View a markdown version of this page

Definitions - Generative AI Lens

Definitions

  • Agent: An AI system that can perform tasks autonomously and interact with its environment to achieve specific goals.

  • Bias and fairness testing: Evaluating and mitigating potential biases or unfair outcomes from AI models, particularly in areas like gender, race, or age.

  • Continuous pre-training: The process of continuously updating a pre-trained model with new data to improve its performance and adapt to evolving domains or tasks.

  • Chunking: Breaking up large data files into small, discreet chunks to allow the foundation model to fit that data into a context window.

  • Data management: The process of identifying, collecting, storing, aggregating, searching, tracking, governing, and using data.

  • Embedding: Transforms chunks of data into vectors that represent semantic meaning.

  • Fine-tuning: The process of adapting a pre-trained model to a specific task or domain by training it on a smaller, task-specific dataset.

  • Foundation models: Large language models pre-trained on vast amounts of data, serving as a foundation for downstream tasks and fine-tuning.

  • Foundation model providers: Companies or organizations that develop and release foundation models for use by others.

  • Generative AI: AI systems capable of generating new content, such as text, images, or code, based on input data or prompts.

  • Hallucination: A phenomenon where a generative AI model produces outputs that are inconsistent, factually incorrect, or unrelated to the input prompt.

  • Human oversight: Mechanisms for human experts to review, validate, and control critical decisions or outputs from AI models.

  • Indexing: Process of inserting embedded chunks into a vector data store.

  • Knowledge graph: A structured representation of real-world entities and their relationships, used to enhance the contextual understanding and reasoning capabilities of AI systems.

  • LLMOps or GenAIOps: Operational practices and principles for managing the lifecycle of large language models (LLMs), including model selection, data preparation, deployment, monitoring, and governance.

  • Model card: A document that provides key information about a machine learning model, including its intended use, training data, performance characteristics, and potential limitations or biases.

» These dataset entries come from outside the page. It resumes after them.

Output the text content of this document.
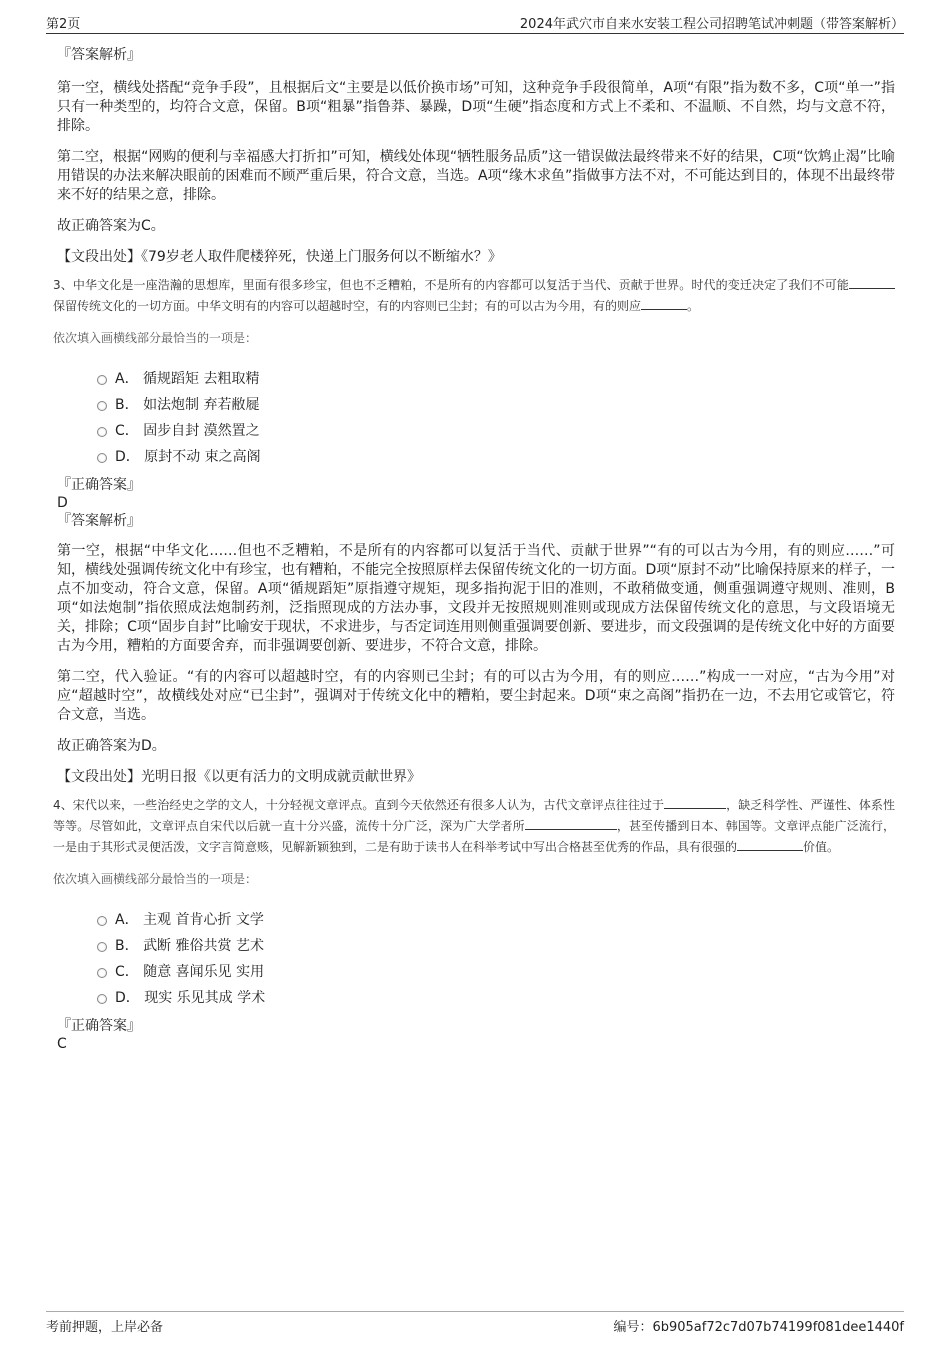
第2页	2024年武穴市自来水安装工程公司招聘笔试冲刺题（带答案解析）
『答案解析』

第一空，横线处搭配“竞争手段”，且根据后文“主要是以低价换市场”可知，这种竞争手段很简单，A项“有限”指为数不多，C项“单一”指只有一种类型的，均符合文意，保留。B项“粗暴”指鲁莽、暴躁，D项“生硬”指态度和方式上不柔和、不温顺、不自然，均与文意不符，排除。

第二空，根据“网购的便利与幸福感大打折扣”可知，横线处体现“牺牲服务品质”这一错误做法最终带来不好的结果，C项“饮鸩止渴”比喻用错误的办法来解决眼前的困难而不顾严重后果，符合文意，当选。A项“缘木求鱼”指做事方法不对，不可能达到目的，体现不出最终带来不好的结果之意，排除。

故正确答案为C。

【文段出处】《79岁老人取件爬楼猝死，快递上门服务何以不断缩水？》

3、中华文化是一座浩瀚的思想库，里面有很多珍宝，但也不乏糟粕，不是所有的内容都可以复活于当代、贡献于世界。时代的变迁决定了我们不可能保留传统文化的一切方面。中华文明有的内容可以超越时空，有的内容则已尘封；有的可以古为今用，有的则应	。

依次填入画横线部分最恰当的一项是：
A． 循规蹈矩 去粗取精
B． 如法炮制 弃若敝屣
C． 固步自封 漠然置之
D． 原封不动 束之高阁
『正确答案』
D
『答案解析』

第一空，根据“中华文化……但也不乏糟粕，不是所有的内容都可以复活于当代、贡献于世界”“有的可以古为今用，有的则应……”可知，横线处强调传统文化中有珍宝，也有糟粕，不能完全按照原样去保留传统文化的一切方面。D项“原封不动”比喻保持原来的样子，一点不加变动，符合文意，保留。A项“循规蹈矩”原指遵守规矩，现多指拘泥于旧的准则，不敢稍做变通，侧重强调遵守规则、准则，B项“如法炮制”指依照成法炮制药剂，泛指照现成的方法办事，文段并无按照规则准则或现成方法保留传统文化的意思，与文段语境无关，排除；C项“固步自封”比喻安于现状，不求进步，与否定词连用则侧重强调要创新、要进步，而文段强调的是传统文化中好的方面要古为今用，糟粕的方面要舍弃，而非强调要创新、要进步，不符合文意，排除。

第二空，代入验证。“有的内容可以超越时空，有的内容则已尘封；有的可以古为今用，有的则应……”构成一一对应，“古为今用”对应“超越时空”，故横线处对应“已尘封”，强调对于传统文化中的糟粕，要尘封起来。D项“束之高阁”指扔在一边，不去用它或管它，符合文意，当选。

故正确答案为D。

【文段出处】光明日报《以更有活力的文明成就贡献世界》

4、宋代以来，一些治经史之学的文人，十分轻视文章评点。直到今天依然还有很多人认为，古代文章评点往往过于	，缺乏科学性、严谨性、体系性等等。尽管如此，文章评点自宋代以后就一直十分兴盛，流传十分广泛，深为广大学者所	，甚至传播到日本、韩国等。文章评点能广泛流行，一是由于其形式灵便活泼，文字言简意赅，见解新颖独到，二是有助于读书人在科举考试中写出合格甚至优秀的作品，具有很强的	价值。

依次填入画横线部分最恰当的一项是：
A． 主观 首肯心折 文学
B． 武断 雅俗共赏 艺术
C． 随意 喜闻乐见 实用
D． 现实 乐见其成 学术
『正确答案』
C
考前押题，上岸必备	编号：6b905af72c7d07b74199f081dee1440f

  • Model customization: The process of modifying a foundation model using various techniques to control its behavior.

  • Model distillation: A technique for creating a smaller, more efficient model that mimics the behavior of a larger, more advanced model.

  • Model evaluation: The process of assessing the performance, robustness, and other characteristics of language models using various metrics and techniques.

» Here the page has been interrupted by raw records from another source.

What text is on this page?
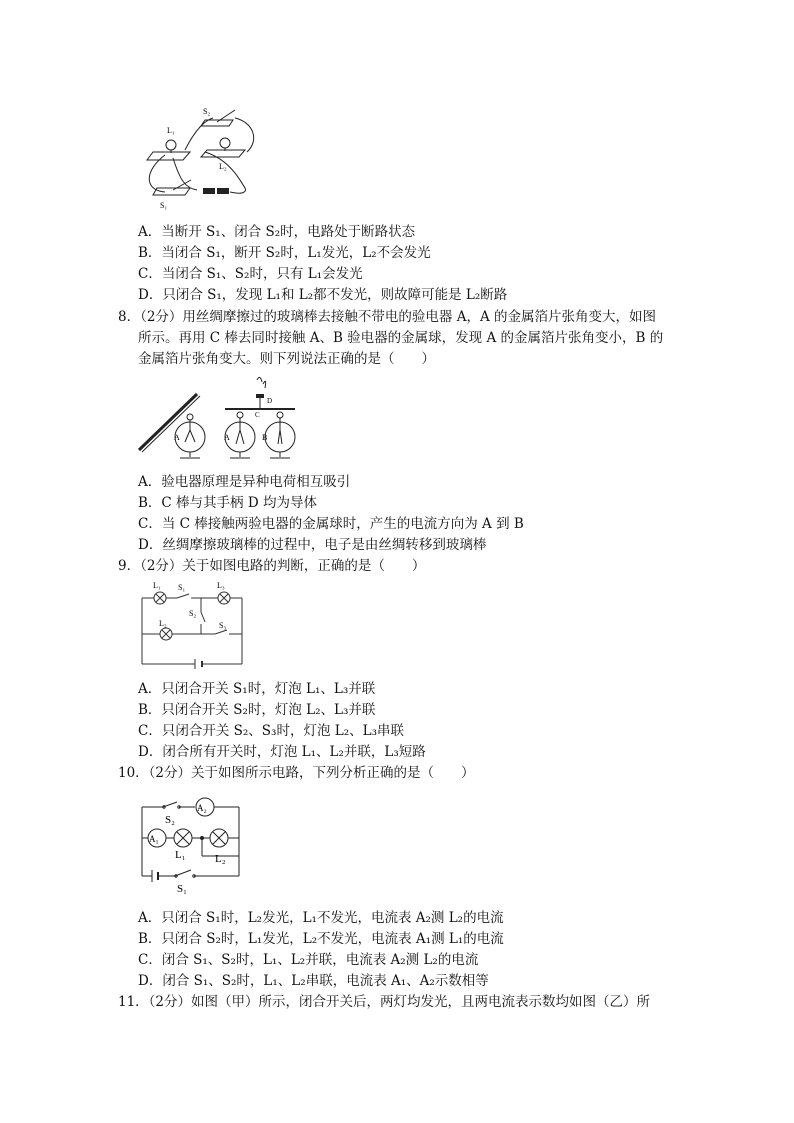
S₂
L₁
L₂
S₁
A．当断开 S₁、闭合 S₂时，电路处于断路状态
B．当闭合 S₁，断开 S₂时，L₁发光，L₂不会发光
C．当闭合 S₁、S₂时，只有 L₁会发光
D．只闭合 S₁，发现 L₁和 L₂都不发光，则故障可能是 L₂断路
8．（2分）用丝绸摩擦过的玻璃棒去接触不带电的验电器 A，A 的金属箔片张角变大，如图
所示。再用 C 棒去同时接触 A、B 验电器的金属球，发现 A 的金属箔片张角变小，B 的
金属箔片张角变大。则下列说法正确的是（　　）
A	A	B
C
D
A．验电器原理是异种电荷相互吸引
B．C 棒与其手柄 D 均为导体
C．当 C 棒接触两验电器的金属球时，产生的电流方向为 A 到 B
D．丝绸摩擦玻璃棒的过程中，电子是由丝绸转移到玻璃棒
9．（2分）关于如图电路的判断，正确的是（　　）
L₁ S₁	L₃
S₂
L₂	S₃
A．只闭合开关 S₁时，灯泡 L₁、L₃并联
B．只闭合开关 S₂时，灯泡 L₂、L₃并联
C．只闭合开关 S₂、S₃时，灯泡 L₂、L₃串联
D．闭合所有开关时，灯泡 L₁、L₂并联，L₃短路
10．（2分）关于如图所示电路，下列分析正确的是（　　）
A₂
S₂
A₁
L₁	L₂
S₁
A．只闭合 S₁时，L₂发光，L₁不发光，电流表 A₂测 L₂的电流
B．只闭合 S₂时，L₁发光，L₂不发光，电流表 A₁测 L₁的电流
C．闭合 S₁、S₂时，L₁、L₂并联，电流表 A₂测 L₂的电流
D．闭合 S₁、S₂时，L₁、L₂串联，电流表 A₁、A₂示数相等
11．（2分）如图（甲）所示，闭合开关后，两灯均发光，且两电流表示数均如图（乙）所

  • Model gateway: An interaction layer offering secure access to the model hub through standardized APIs.

  • Model hub: A central repository providing access to enterprise foundation models from first-party, third-party, and open-source providers.

  • Model interpretability: The ability to understand and explain the reasoning behind a model's outputs, increasing transparency and interpretability.

  • Model orchestration: Encapsulation of multistep workflows which are characteristic of generative AI workflows.

  • Pre-Training: Building a foundation model from scratch. Requires GPU clusters to run continuously for weeks.

  • Prompt catalog: A centralized repository for storing, managing, and versioning prompts used to interact with generative AI models.

  • Prompt engineering: The practice of carefully crafting prompts to guide language models to produce desired outputs.

  • Provisioned throughput: Feature of Amazon Bedrock that allows you to provision a higher level of throughput at a fixed cost for predictable, high-throughput workloads.

  • Quantization: Techniques for reducing the precision of model parameters, thereby decreasing the memory footprint and computational requirements.

  • Responsible AI: The practice of developing and deploying AI systems in a manner that prioritizes fairness, transparency, accountability, and adherence to ethical principles.

  • Retrieval-Augmented Generation (RAG): A technique/architectural style where a language model's output is augmented with relevant information retrieved from a corpus of documents. This technique is employed to make sure the responses are grounded with the documents and to reduce hallucination.

  • Self-hosted models: AI models that are deployed and managed by the organization using them, rather than relying on a third-party provider.

  • Serverless architecture: An architecture pattern where the cloud provider automatically manages the allocation and provisioning of computational resources, allowing for scalability and cost optimization.

  • Tokenization: The process of breaking down input text into smaller units called tokens, which can be words, subwords, or characters, as a preprocessing step for natural language processing tasks.

  • Vector store: A specialized data store for efficient storage and retrieval of high-dimensional vector embeddings, often used in semantic search and retrieval tasks. Vector stores such as Amazon OpenSearch Service serverless support different search algorithms.

  • Zero-shot learning: The ability of a model to perform a task or make predictions on examples it has never seen before, without requiring task-specific training data.

For the latest AWS terminology, see the AWS glossary in the AWS Glossary Reference.